An important victory, we must say, and no, we’re not talking about the Beijing Olympic Games, but rather the heavyweight graphics category. Radeon HD 4870 X2 is currently the fastest graphics card on the planet.
The picture below shows a Sapphire Radeon HD 4870 X2 card, packing two powerful RV770 graphics processors running in Crossfire mode on one PCB. That’s why “X2” found its place in the name of the card, and note that this is a multi-GPU card. The product we have in front of us is called R700, it runs great, and the results speak for themselves. Geforce GTX 280 is finally dethroned, and Nvidia definitely has to do something about it, as we’re sure they will.

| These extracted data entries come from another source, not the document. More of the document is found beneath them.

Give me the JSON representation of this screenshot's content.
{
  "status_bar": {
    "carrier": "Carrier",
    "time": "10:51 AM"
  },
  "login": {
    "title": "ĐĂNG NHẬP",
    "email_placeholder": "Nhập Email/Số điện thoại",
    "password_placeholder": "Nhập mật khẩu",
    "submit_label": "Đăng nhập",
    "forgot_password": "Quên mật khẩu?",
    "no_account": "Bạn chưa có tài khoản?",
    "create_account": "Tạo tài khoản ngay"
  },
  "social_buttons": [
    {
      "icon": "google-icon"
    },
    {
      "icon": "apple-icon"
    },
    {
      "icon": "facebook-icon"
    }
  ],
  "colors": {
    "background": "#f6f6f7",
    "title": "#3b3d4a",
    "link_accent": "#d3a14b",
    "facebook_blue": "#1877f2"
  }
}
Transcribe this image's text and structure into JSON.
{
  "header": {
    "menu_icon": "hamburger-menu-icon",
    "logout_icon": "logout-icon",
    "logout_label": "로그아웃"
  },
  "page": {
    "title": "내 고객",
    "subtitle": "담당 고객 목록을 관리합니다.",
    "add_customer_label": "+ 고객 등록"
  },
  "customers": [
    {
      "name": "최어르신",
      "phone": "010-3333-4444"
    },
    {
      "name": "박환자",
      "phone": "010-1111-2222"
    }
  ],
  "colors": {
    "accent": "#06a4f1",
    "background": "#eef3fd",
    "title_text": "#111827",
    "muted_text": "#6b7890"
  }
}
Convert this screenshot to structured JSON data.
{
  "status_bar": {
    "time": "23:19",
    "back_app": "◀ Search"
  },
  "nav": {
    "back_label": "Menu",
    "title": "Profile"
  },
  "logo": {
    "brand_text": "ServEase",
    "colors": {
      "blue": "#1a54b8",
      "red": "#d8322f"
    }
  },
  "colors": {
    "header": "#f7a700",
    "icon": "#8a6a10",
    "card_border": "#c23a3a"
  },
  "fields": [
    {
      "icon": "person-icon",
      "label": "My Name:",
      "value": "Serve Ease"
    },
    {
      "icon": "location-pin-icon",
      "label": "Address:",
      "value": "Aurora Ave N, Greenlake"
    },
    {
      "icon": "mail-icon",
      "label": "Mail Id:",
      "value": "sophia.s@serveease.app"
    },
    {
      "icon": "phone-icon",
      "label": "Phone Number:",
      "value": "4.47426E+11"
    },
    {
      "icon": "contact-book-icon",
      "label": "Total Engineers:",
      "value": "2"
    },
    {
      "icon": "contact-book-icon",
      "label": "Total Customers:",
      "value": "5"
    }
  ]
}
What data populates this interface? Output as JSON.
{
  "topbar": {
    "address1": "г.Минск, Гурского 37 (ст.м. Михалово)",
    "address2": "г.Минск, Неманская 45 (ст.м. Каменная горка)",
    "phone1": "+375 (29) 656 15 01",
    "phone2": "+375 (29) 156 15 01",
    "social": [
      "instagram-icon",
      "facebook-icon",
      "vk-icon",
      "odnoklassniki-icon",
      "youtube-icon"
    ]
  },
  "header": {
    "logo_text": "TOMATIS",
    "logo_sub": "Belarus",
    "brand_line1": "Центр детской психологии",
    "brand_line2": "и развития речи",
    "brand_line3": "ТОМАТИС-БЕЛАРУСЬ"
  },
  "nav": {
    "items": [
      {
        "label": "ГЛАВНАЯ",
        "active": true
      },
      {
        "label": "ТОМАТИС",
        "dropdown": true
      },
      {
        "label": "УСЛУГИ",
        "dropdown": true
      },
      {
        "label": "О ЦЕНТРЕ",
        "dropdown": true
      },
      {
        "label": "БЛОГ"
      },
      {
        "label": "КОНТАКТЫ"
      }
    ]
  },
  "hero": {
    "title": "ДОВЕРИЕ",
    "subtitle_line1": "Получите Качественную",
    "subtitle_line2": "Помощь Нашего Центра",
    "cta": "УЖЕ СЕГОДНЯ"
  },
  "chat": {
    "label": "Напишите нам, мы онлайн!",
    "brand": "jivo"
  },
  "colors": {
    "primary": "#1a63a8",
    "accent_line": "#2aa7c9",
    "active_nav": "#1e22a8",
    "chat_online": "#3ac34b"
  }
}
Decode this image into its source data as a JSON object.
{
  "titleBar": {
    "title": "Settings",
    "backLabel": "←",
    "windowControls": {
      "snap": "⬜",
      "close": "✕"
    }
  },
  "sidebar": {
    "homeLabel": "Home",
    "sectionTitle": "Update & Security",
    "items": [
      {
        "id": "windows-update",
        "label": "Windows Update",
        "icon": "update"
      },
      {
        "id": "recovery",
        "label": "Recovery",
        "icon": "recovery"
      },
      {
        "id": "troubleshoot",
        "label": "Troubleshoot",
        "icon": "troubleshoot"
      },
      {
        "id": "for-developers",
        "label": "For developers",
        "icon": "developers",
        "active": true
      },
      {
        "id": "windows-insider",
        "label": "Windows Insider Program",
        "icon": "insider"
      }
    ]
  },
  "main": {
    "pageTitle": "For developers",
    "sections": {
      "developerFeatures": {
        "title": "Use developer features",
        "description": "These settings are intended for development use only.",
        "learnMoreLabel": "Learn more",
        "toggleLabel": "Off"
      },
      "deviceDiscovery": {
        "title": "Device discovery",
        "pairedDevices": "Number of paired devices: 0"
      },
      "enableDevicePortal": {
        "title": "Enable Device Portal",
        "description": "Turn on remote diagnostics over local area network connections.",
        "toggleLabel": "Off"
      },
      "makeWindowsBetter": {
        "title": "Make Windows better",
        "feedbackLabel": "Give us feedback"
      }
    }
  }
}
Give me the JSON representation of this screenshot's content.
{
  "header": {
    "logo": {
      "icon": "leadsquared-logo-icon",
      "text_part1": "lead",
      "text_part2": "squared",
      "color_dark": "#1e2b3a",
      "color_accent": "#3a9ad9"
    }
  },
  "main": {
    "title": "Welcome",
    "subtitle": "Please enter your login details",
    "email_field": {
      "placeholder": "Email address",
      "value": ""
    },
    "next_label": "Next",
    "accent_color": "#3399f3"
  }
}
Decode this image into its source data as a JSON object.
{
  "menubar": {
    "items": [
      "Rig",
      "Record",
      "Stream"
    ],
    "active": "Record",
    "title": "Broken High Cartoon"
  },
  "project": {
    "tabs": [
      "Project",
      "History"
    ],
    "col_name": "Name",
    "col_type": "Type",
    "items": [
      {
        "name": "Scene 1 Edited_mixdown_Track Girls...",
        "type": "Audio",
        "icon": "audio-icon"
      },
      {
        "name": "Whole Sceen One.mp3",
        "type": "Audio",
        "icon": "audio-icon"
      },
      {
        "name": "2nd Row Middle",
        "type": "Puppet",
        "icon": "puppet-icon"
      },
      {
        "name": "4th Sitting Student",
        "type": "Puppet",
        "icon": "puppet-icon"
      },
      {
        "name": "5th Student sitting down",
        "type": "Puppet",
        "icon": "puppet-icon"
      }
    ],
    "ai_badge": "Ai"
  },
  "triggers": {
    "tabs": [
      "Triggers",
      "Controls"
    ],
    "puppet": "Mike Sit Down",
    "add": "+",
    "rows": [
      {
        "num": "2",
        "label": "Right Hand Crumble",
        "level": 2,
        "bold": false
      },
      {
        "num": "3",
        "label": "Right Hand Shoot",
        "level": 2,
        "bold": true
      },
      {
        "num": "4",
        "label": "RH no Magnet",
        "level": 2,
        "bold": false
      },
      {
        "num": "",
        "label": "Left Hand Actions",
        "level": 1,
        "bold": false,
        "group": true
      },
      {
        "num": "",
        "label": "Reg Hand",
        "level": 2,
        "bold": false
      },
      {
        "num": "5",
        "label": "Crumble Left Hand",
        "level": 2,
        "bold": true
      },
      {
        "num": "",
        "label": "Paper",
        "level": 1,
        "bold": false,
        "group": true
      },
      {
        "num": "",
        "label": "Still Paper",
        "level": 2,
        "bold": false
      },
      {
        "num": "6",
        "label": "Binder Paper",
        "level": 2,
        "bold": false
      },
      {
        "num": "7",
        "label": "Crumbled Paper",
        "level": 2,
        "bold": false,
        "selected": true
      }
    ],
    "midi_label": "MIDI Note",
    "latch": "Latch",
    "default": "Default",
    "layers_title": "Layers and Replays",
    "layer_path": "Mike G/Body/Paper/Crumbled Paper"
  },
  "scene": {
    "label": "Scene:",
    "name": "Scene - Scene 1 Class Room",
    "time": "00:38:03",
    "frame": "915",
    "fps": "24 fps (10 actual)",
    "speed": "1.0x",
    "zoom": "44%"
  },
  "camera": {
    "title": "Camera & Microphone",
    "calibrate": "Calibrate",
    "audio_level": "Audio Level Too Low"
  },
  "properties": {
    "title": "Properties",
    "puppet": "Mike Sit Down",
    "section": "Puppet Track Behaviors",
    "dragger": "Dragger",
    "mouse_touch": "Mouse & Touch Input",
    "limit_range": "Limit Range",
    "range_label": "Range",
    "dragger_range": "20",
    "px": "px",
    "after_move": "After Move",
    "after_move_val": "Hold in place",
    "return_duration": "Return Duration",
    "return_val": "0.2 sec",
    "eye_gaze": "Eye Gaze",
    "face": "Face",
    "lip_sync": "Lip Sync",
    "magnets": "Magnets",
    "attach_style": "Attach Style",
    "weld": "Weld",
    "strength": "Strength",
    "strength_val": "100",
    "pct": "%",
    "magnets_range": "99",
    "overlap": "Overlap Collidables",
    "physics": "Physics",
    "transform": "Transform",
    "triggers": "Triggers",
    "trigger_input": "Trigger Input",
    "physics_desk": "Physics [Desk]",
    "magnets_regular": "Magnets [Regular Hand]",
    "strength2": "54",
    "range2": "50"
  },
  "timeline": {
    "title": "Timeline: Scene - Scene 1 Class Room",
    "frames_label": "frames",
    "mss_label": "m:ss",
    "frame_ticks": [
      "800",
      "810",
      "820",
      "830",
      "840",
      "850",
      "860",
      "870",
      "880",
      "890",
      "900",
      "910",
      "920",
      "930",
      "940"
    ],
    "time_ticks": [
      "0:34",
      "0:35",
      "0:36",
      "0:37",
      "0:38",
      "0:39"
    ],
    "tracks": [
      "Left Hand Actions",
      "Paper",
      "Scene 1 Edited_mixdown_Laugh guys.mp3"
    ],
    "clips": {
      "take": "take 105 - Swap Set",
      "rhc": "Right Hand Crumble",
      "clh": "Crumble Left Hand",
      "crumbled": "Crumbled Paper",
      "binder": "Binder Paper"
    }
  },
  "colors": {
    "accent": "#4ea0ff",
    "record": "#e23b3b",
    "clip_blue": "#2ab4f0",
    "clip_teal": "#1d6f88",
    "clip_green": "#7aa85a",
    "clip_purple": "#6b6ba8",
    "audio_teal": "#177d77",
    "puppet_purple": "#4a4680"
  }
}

Radeon HD 4870 X2 is not the only card in AMD’s sleeve. RV770 obviously turned out better than many hoped, so ATI made another dual GPU card based on it. The named it HD 4850 X2, which means it’s a slower version of the HD 4870 X2. Apart from these two new dual GPU cards, HD 4870 with 1GB of GDDR5 was also announced.
You should know that HD 4870 X2 is the first card with 2GB of GDDR5 memory. The slower HD 3870 X2 also has 2GB of memory, but it’s a cheaper GDDR3 one. It’s important to note that dual chip cards don’t feature a shared frame buffer, meaning that a 1GB card actually features 512MB of memory per chip. In our HD 4870 X2 scenario, each RV770 core has 1GB of GDDR5 at its disposal.
Radeon HD 4800 cards are based on the same RV770 core built in 55nm, and it features an impressive number of 965 million transistors. Each card from the HD 4800 series comes with 800 shaders (HD 3800 has 320), 40 texture units (HD 3800 has 16) and 16 ROP units and DirectX 10.1 support, but cards run at different speeds.
Radeon HD 4870 X2 runs at 750 MHz, just like HD 4878. Of course, HD 4870 X2 is exactly that – two HD 4870s on one PCB, so this card will feature everything that HD 4870 brings – times two. One of the pros we found in this dual chip card is that it consumes less energy than two HD 4870s in Crossfire mode. Maximum consumption in Crossfire mode will hit 320W, whereas one HD 4870 X2 will consume up to 286W. The card is powered through one 6-pin and one 8-pin power connector located in the upper right corner of the card, just above the fan.
ATI kept the cooler from HD 3870 X2 card, only now both cooler blocks are made of copper, unlike HD 3870 X2 which featured only one. The fan is the same one you’ll find on a single GPU HD 4870 cards.
Opposite to the power connectors, you’ll find a Crossfire connector which will enable quad Crossfire, provided that you have another HD 4870 X2 card.
Below you’ll find a nice photo that shows all the cooler’s layers, all the way to the core. The photo shows two large and heavy copper blocks with a heatsink that doesn’t feature heapipes, but it has a lot of tall fins through which the air flows. Hynix memory is in contact with the cooler, whereas on the back it touches the metal heatsink.
The card is dual slot, so hot air will be blown out of the case. It’s important to know that appropriate case cooling is a must, as the air coming out of the card is so hot that we couldn’t expose our skin to it longer than 10 seconds. However, Nvidia’s dual chip card doesn’t fare better in this respect, either.
HD 4870 X2s fan is sometimes silent and sometimes loud, depending on the temperature, of course. During operation, temperatures hit up to 89 degrees Celsius.
Radeon HD 4800 packs 2.5 times more shader processors and texture units compared to the last generations, whereas HD 4870 X2 doubles that number. In order to run properly, the two RV770 chips must be interconnected, which is done using a second generation PCIe bridge called PLX. It enables bidirectional x16 lines connection between the two cores, providing up to 10GB/sec bandwidth as well as additional 10GB/sec towards the PCIe slot. It seems like ATI had some additional plans for their card as they included another interconnection among the graphics cores using a chip called Side Port. It’s actually unused, or rather a disabled connection that would, if it was running, provide additional 10GB/sec among the cores.
Sapphire's card looks quite sexy in red and black color.
HD 4000 features a newer UVD (Unified Video Decoder) 2.0 engine than enables dual-stream decoding as well as 7.1 channel audio. In order to enjoy HD content, both dual-link DVIs are HDCP enabled, but in order to get HDMI with sound you’ll need the DVI-to-HDMI adapter that Sapphire ships with the card.
The box is as appealing as the card itself, and this is the first time we got 3DMark Vantage as a gift, as well as CyberLink PowerDVD 7 / Cyberlink DVD Suite. Of course, there’s also the Ruby ROM with a couple of little surprises and the user’s manual.